CHARLESTON - Despite promises and a federal investigation, state Attorney General Darrell McGraw on Wednesday handed out even more of the settlement funds gained in a 2004 agreement with Purdue Pharma.
McGraw gave $75,000 to the Kanawha Valley Fellowship Home, which will use the money for its drug treatment and education program. He says the program will affect 20 counties.
In February, Chief Deputy Attorney General Fran Hughes promised the Legislature that McGraw's office would stop appropriating the settlement funds on its own, and the federal agency that governs Medicaid recently sent a letter to the state's Bureau for Medical Services seeking information on why it has not been paid its share of the settlement.
"Kanawha Valley Fellowship Home is a public refuge for citizens that need guidance and support to stand on their own two feet. This program is a civil service and reinforces the stability of the community. It provides a long term solution to the rippling effects of alcohol and drug abuse," McGraw said.
KVFH is a transitional home for male recovering alcoholics and drug abusers and woks in conjunction with Prestera Center, the state's Department of Corrections and Highland Hospital with the goal of enabling its residents to return to society sober.
While McGraw's cause may appear noble, some have been questioning his methods.

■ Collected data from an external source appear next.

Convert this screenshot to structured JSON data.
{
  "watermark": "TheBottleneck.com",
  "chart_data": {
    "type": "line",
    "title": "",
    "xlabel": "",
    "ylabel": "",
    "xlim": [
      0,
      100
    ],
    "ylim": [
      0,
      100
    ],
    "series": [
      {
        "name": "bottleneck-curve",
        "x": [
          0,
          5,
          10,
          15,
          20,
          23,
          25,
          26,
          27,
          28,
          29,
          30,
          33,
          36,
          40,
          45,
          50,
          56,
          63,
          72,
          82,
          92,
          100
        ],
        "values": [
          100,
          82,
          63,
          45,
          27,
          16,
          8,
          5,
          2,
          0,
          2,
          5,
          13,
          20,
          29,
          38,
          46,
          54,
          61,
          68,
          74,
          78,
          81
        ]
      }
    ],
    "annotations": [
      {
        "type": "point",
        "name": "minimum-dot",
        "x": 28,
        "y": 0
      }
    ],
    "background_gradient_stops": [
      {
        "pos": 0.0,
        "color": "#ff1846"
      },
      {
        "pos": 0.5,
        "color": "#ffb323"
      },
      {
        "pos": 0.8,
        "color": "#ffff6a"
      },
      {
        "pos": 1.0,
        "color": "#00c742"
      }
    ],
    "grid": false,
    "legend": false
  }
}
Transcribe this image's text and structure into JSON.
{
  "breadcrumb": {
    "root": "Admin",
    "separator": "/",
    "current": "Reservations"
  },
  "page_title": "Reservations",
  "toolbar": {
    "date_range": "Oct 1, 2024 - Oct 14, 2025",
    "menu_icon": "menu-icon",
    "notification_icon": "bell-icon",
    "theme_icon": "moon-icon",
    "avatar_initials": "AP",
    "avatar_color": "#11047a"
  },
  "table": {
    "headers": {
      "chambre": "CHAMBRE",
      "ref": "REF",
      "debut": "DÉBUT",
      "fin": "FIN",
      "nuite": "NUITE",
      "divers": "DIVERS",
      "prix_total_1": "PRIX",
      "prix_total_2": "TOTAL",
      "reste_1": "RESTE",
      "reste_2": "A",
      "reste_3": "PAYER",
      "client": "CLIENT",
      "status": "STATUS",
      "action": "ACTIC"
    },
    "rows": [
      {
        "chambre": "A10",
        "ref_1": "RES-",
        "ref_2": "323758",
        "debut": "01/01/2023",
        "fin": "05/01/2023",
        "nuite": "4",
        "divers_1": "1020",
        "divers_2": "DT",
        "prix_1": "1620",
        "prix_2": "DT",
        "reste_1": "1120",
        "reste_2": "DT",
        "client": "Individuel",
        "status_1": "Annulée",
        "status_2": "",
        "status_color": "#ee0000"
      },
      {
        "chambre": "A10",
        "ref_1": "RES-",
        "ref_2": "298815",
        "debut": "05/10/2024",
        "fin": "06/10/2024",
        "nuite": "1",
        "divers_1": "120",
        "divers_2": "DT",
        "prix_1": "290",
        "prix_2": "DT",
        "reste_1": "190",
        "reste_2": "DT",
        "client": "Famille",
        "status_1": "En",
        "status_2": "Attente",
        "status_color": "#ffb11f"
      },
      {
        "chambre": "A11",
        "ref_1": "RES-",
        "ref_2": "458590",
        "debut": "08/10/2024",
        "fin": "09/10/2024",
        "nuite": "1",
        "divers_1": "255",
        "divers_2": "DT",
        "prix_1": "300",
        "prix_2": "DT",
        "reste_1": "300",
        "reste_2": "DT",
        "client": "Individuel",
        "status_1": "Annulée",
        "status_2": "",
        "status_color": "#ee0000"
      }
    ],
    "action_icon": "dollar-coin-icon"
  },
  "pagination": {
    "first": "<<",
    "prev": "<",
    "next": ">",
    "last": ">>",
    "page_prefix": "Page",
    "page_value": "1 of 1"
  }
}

His settlement with Purdue Pharma provided $10 million over four years. Part of his argument in his lawsuit against the company was that the drug's addiction capabilities put a strain on the state's partially federally funded Medicaid program by creating addicts that needed care.

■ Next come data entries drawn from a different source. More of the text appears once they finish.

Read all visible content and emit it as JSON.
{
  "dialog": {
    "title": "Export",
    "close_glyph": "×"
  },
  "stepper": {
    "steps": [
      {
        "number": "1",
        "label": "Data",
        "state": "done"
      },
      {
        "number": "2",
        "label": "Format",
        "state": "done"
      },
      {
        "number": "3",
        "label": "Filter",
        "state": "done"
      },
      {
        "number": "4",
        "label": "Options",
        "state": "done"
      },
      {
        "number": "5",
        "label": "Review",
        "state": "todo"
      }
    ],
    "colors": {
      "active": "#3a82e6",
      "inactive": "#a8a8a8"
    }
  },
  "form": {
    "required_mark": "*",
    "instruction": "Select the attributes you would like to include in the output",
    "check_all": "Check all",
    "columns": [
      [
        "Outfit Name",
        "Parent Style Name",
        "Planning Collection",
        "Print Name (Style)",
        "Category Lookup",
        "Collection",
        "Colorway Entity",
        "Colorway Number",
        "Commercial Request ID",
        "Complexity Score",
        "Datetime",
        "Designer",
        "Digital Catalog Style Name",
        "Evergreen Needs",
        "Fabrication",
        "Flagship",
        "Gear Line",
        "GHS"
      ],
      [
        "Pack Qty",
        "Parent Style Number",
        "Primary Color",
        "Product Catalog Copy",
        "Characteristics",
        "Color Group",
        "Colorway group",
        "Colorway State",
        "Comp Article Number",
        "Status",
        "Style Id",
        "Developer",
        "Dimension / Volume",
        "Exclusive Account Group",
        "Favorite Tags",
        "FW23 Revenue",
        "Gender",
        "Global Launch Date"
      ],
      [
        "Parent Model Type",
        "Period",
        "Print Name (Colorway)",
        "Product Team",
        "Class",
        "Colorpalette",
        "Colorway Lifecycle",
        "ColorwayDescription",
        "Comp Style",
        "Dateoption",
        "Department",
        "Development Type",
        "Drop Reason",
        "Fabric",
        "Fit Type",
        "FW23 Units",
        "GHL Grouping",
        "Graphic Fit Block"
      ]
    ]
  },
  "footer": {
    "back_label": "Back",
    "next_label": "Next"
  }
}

The federal government is responsible for 73 cents of every dollar the state spends on Medicaid, and Hughes claims the settlement was drawn up to avoid any legal stake the federal government could claim to its share of the money.
Meanhile, McGraw distributed the proceeds to organizations of his choice instead of letting the Legislature appropriate the money. Controversy kicked in when he gave the University of Charleston $500,000 for a pharmacy school.
At a February hearing where the Legislature showed its concern, Hughes said that if the money had been turned over to the state's Department of Health and Human Resources (the agency McGraw claimed was harmed by Purdue Pharma), then the federal government would have been able to retain the portion it contributed through Medicaid -- 73 cents of every dollar.
"We have arranged a methodology that has prevented the federal government from coming back and seizing money," Hughes said.
That statement didn't thrill the federal Centers for Medicaid and Medicare Services, which recently sent a letter to BMS Commissioner Leonard Kelley.
"The State of West Virginia's methodology in arranging its settlement does not change the nature of the settlement nor the (DHHR) Secretary's obligation to account for overpayments," the letter says.
"Please advise CMS of any reason you may offer for which it should not issue a disallowance against the Medicaid program of the State of West Virginia in the amount of the settlement."
So far, there has been no answer. DHHR spokesman John Law did not return messages seeking comment.
"We haven't heard anything yet," CMS spokesperson Mary Kahn said Wednesday.
Since charges were made against Purdue Pharma other than the Medicaid fraud charge, Hughes -- formerly general counsel for Human Services Management, a national consulting firm specializing in Medicaid financing -- recently told the Charleston Daily Mail that the money is West Virginia's.
"There were so many counts and we didn't want to (dedicate) to Medicaid a portion (of the money) because we knew that CMS would attempt to do this," Hughes said, according to the report. "And we are avoiding CMS having any entitlement to this money.
"The money that we recovered, we fashioned the remedy that the money would be used for purposes of fighting substance abuse in our communities."
And a statement like that doesn't sit well with the state's Senate Finance Committee, which was told by Hughes in that February hearing that the Attorney General's office would stop doling out funds itself.
"This is not going to repeat itself in the future," Hughes assured committee chair Sen. Walt Helmick during the Feb. 12 meeting. "We are not interested in being the center of controversy."
But since that promise, McGraw has handed out more than $1 million of the settlement, with much of that post-promise amount going to day report centers -- checkpoints that are alternatives to jail for non-violent offenders.
Also last December, McGraw gave $40,000 from a $1.7 million settlement with the manufacturer of Hytrin, a blood pressure medication, to open a Sesame Street health exhibit at Charleston's Clay Center.
At the opening, McGraw boasted that his office is financially self-sustaining.
"This money is the result of the work-product of the Attorney General's office," McGraw said at the press conference. "Our product always exceeds the cost of the operation of our office."